News & Analyses

Dow Jones climbs after US PMI miss reignites rate cut hopes

  • Dow Jones tests 38,500.00 as US equities climb.
  • US PMIs weakened, bolstering hopes for a Fed rate trim.
  • Key US GDP and PCE inflation data still on the table for the week.

The Dow Jones Industrial Average (DJIA) climbed on Tuesday after US Purchasing Managers Index (PMI) figures softened unexpectedly, bringing broad-market hopes for an earlier-than-expected rate cut from the US Federal Reserve (Fed) back to the forefront. 

The US Manufacturing PMI slid to a four-month low of 49.9 on Tuesday, slipping back from the previous 51.9. The Services PMI also declined, falling to 50.9 from 51.7. Both PMI components were expected to tick upwards to 52.0. With a softening PMI outlook, investors will watch US Gross Domestic Product (GDP) figures slated for Thursday. 

The Fed’s favored method of gauging inflation, the Personal Consumption Expenditure (PCE) Price Index, will print on Friday to round out the trading week. Equities will look for further signs of slowing in the US domestic economy to gauge the likelihood of the Fed getting pushed into a rate cut cycle than currently expected.
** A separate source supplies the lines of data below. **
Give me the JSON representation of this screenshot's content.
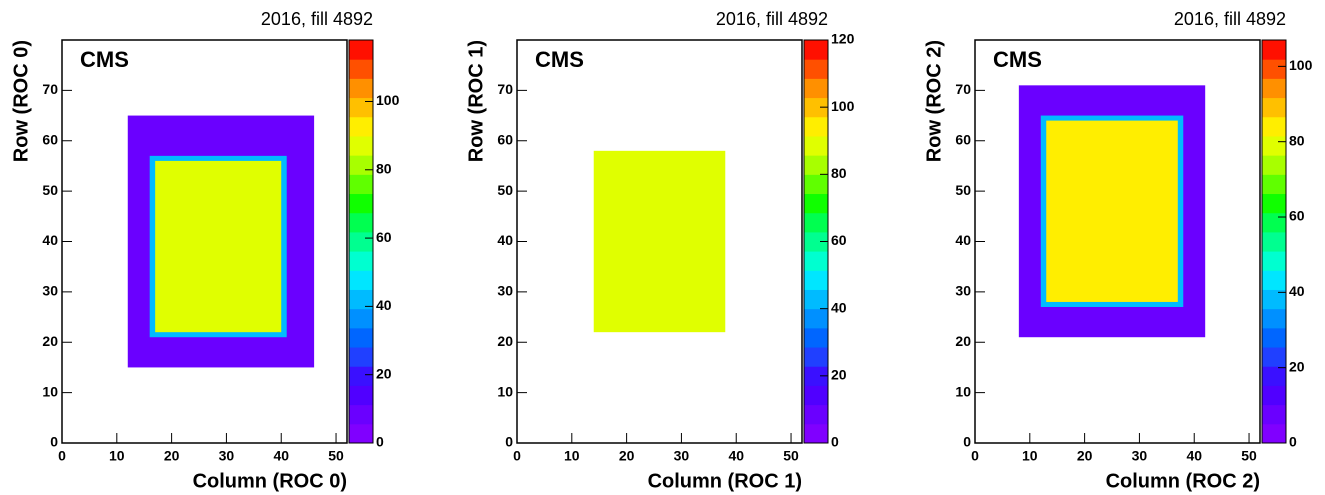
{
  "chart_data": [
    {
      "type": "heatmap",
      "title": "2016, fill 4892",
      "label": "CMS",
      "xlabel": "Column (ROC 0)",
      "ylabel": "Row (ROC 0)",
      "xlim": [
        0,
        52
      ],
      "ylim": [
        0,
        80
      ],
      "xticks": [
        0,
        10,
        20,
        30,
        40,
        50
      ],
      "yticks": [
        0,
        10,
        20,
        30,
        40,
        50,
        60,
        70
      ],
      "zlim": [
        0,
        118
      ],
      "zticks": [
        0,
        20,
        40,
        60,
        80,
        100
      ],
      "palette": [
        "#8000ff",
        "#6a00ff",
        "#5000ff",
        "#3a10ff",
        "#2040ff",
        "#0066ff",
        "#0090ff",
        "#00bbff",
        "#00e6ff",
        "#00ffd0",
        "#00ff90",
        "#00ff50",
        "#10ff00",
        "#60ff00",
        "#a8ff00",
        "#e0ff00",
        "#ffee00",
        "#ffc000",
        "#ff9000",
        "#ff5000",
        "#ff1000"
      ],
      "regions": [
        {
          "x": [
            12,
            46
          ],
          "y": [
            15,
            65
          ],
          "value": 8
        },
        {
          "x": [
            16,
            41
          ],
          "y": [
            21,
            57
          ],
          "value": 40
        },
        {
          "x": [
            17,
            40
          ],
          "y": [
            22,
            56
          ],
          "value": 85
        }
      ]
    },
    {
      "type": "heatmap",
      "title": "2016, fill 4892",
      "label": "CMS",
      "xlabel": "Column (ROC 1)",
      "ylabel": "Row (ROC 1)",
      "xlim": [
        0,
        52
      ],
      "ylim": [
        0,
        80
      ],
      "xticks": [
        0,
        10,
        20,
        30,
        40,
        50
      ],
      "yticks": [
        0,
        10,
        20,
        30,
        40,
        50,
        60,
        70
      ],
      "zlim": [
        0,
        120
      ],
      "zticks": [
        0,
        20,
        40,
        60,
        80,
        100,
        120
      ],
      "palette": [
        "#8000ff",
        "#6a00ff",
        "#5000ff",
        "#3a10ff",
        "#2040ff",
        "#0066ff",
        "#0090ff",
        "#00bbff",
        "#00e6ff",
        "#00ffd0",
        "#00ff90",
        "#00ff50",
        "#10ff00",
        "#60ff00",
        "#a8ff00",
        "#e0ff00",
        "#ffee00",
        "#ffc000",
        "#ff9000",
        "#ff5000",
        "#ff1000"
      ],
      "regions": [
        {
          "x": [
            14,
            38
          ],
          "y": [
            22,
            58
          ],
          "value": 88
        }
      ]
    },
    {
      "type": "heatmap",
      "title": "2016, fill 4892",
      "label": "CMS",
      "xlabel": "Column (ROC 2)",
      "ylabel": "Row (ROC 2)",
      "xlim": [
        0,
        52
      ],
      "ylim": [
        0,
        80
      ],
      "xticks": [
        0,
        10,
        20,
        30,
        40,
        50
      ],
      "yticks": [
        0,
        10,
        20,
        30,
        40,
        50,
        60,
        70
      ],
      "zlim": [
        0,
        107
      ],
      "zticks": [
        0,
        20,
        40,
        60,
        80,
        100
      ],
      "palette": [
        "#8000ff",
        "#6a00ff",
        "#5000ff",
        "#3a10ff",
        "#2040ff",
        "#0066ff",
        "#0090ff",
        "#00bbff",
        "#00e6ff",
        "#00ffd0",
        "#00ff90",
        "#00ff50",
        "#10ff00",
        "#60ff00",
        "#a8ff00",
        "#e0ff00",
        "#ffee00",
        "#ffc000",
        "#ff9000",
        "#ff5000",
        "#ff1000"
      ],
      "regions": [
        {
          "x": [
            8,
            42
          ],
          "y": [
            21,
            71
          ],
          "value": 10
        },
        {
          "x": [
            12,
            38
          ],
          "y": [
            27,
            65
          ],
          "value": 40
        },
        {
          "x": [
            13,
            37
          ],
          "y": [
            28,
            64
          ],
          "value": 85
        }
      ]
    }
  ]
}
US GDP is currently forecast to cool off to 2.5% for the first quarter on an annualized basis, while Friday’s Core PCE Price Index is expected to hold steady at 0.3% MoM in March.

Dow Jones news

Despite broad-market gains for US equities, the Dow Jones remains tepid compared to the other mega indexes, with the DJIA gaining around seven-tenths of a percent. Of the 30 securities that comprise the Dow Jones index, nearly a third of them remain in the red on Tuesday, with Walmart Inc. (WMT) leading the losers. WMT is down around 2.5% percent on the day, trading near $58.60 per share.

Verizon Communications Inc. (VZ) is recovering from Monday’s downside, climbing nearly 3.5% to trade near $40.00 per share. VZ is followed by American Express Co. (AXP), gaining 2.5% to trade near $238.75 per share.

Dow Jones technical outlook

The Dow Jones is testing the 38,500.00 handle on Tuesday, with the day’s early low priced in at 38,206.51. The major equity index is up nearly eight-tenths of a percent on the day.

Tuesday’s upside leaves the Dow Jones on pace to close in the green for a third straight trading day as the index climbs from a near-term swing low around 37,600.00. The index is still down from March’s highs just shy of the 40,000.00 major handle, but the index is firmly bullish in the long-term. The Dow Jones is trading well above major technical support from the 200-day Exponential Moving Average (EMA) at 36,687.91.

Dow Jones five minute chart

Dow Jones daily chart

Dow Jones FAQs

The Dow Jones Industrial Average, one of the oldest stock market indices in the world, is compiled of the 30 most traded stocks in the US. The index is price-weighted rather than weighted by capitalization. It is calculated by summing the prices of the constituent stocks and dividing them by a factor, currently 0.152. The index was founded by Charles Dow, who also founded the Wall Street Journal. In later years it has been criticized for not being broadly representative enough because it only tracks 30 conglomerates, unlike broader indices such as the S&P 500.

Many different factors drive the Dow Jones Industrial Average (DJIA). The aggregate performance of the component companies revealed in quarterly company earnings reports is the main one. US and global macroeconomic data also contributes as it impacts on investor sentiment. The level of interest rates, set by the Federal Reserve (Fed), also influences the DJIA as it affects the cost of credit, on which many corporations are heavily reliant. Therefore, inflation can be a major driver as well as other metrics which impact the Fed decisions.

Dow Theory is a method for identifying the primary trend of the stock market developed by Charles Dow. A key step is to compare the direction of the Dow Jones Industrial Average (DJIA) and the Dow Jones Transportation Average (DJTA) and only follow trends where both are moving in the same direction. Volume is a confirmatory criteria. The theory uses elements of peak and trough analysis. Dow’s theory posits three trend phases: accumulation, when smart money starts buying or selling; public participation, when the wider public joins in; and distribution, when the smart money exits.

There are a number of ways to trade the DJIA. One is to use ETFs which allow investors to trade the DJIA as a single security, rather than having to buy shares in all 30 constituent companies. A leading example is the SPDR Dow Jones Industrial Average ETF (DIA). DJIA futures contracts enable traders to speculate on the future value of the index and Options provide the right, but not the obligation, to buy or sell the index at a predetermined price in the future. Mutual funds enable investors to buy a share of a diversified portfolio of DJIA stocks thus providing exposure to the overall index.